In January 2021, SAWET's political programme was outlined as follows:
Establishment of a strong and democratic government in Tigray 
Protection of Tigray's territorial integrity 
Sustainable development 
Protection of the national identity 
Self-determination up to secession
Peace with Eritrea and other neighbours

In September 2020, prior to the 2020 Tigray regional election held that month, SAWET aimed at increased autonomy for Tigray Region, to "secure its territorial integrity, promote its language, and preserve its heritage."

September 2020 election
SAWET won 7,136 votes out of the 2,633,848 votes cast, winning no seats in the September 2020 election. The Tigray Regional Council resulting from the election established a mechanism for minority parties to propose agendas and bills, present motions, propose policy and nominate appointees. SAWET criticised the mechanism as insufficient to "bring about the desired outcome for a vibrant democratic process". SAWET was allotted two seats on the council.

Tigray War
In January 2021, during the Tigray War, the National Election Board of Ethiopia (NEBE) asked SAWET for an "explanation about [its] activities" before taking a possible decision on deregistering the party in relation to its participation in the September 2020 Tigray election, that NEBE considered illegal.
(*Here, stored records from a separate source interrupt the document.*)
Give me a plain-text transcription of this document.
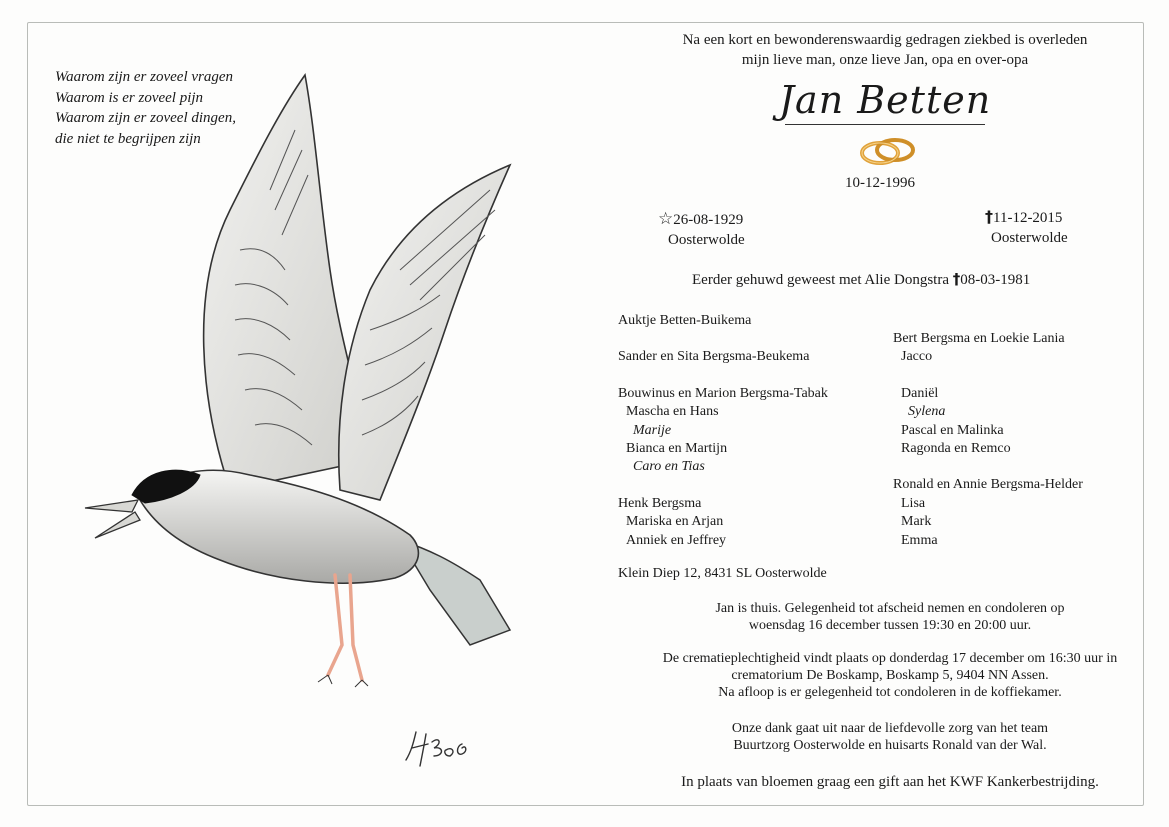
Waarom zijn er zoveel vragen
Waarom is er zoveel pijn
Waarom zijn er zoveel dingen,
die niet te begrijpen zijn
Na een kort en bewonderenswaardig gedragen ziekbed is overleden
mijn lieve man, onze lieve Jan, opa en over-opa
Jan Betten
10-12-1996
☆26-08-1929
Oosterwolde
†11-12-2015
Oosterwolde
Eerder gehuwd geweest met Alie Dongstra †08-03-1981
Auktje Betten-Buikema
Sander en Sita Bergsma-Beukema
Bouwinus en Marion Bergsma-Tabak
Mascha en Hans
Marije
Bianca en Martijn
Caro en Tias
Henk Bergsma
Mariska en Arjan
Anniek en Jeffrey
Bert Bergsma en Loekie Lania
Jacco
Daniël
Sylena
Pascal en Malinka
Ragonda en Remco
Ronald en Annie Bergsma-Helder
Lisa
Mark
Emma
Klein Diep 12, 8431 SL Oosterwolde
Jan is thuis. Gelegenheid tot afscheid nemen en condoleren op
woensdag 16 december tussen 19:30 en 20:00 uur.
De crematieplechtigheid vindt plaats op donderdag 17 december om 16:30 uur in
crematorium De Boskamp, Boskamp 5, 9404 NN Assen.
Na afloop is er gelegenheid tot condoleren in de koffiekamer.
Onze dank gaat uit naar de liefdevolle zorg van het team
Buurtzorg Oosterwolde en huisarts Ronald van der Wal.
In plaats van bloemen graag een gift aan het KWF Kankerbestrijding.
On 2 February 2021, SAWET, together with National Congress of Great Tigray and Tigray Independence Party, estimated there to have been 52,000 civilian casualties of the Tigray War.

Leadership 
Hayalu Godefay is founder and chairperson of Salsay Weyane Tigray.

Alula Hailu is vice-chairman.

Hailu Kebede, foreign affairs head, was arrested in Addis Ababa by the Ethiopian authorities in August 2021.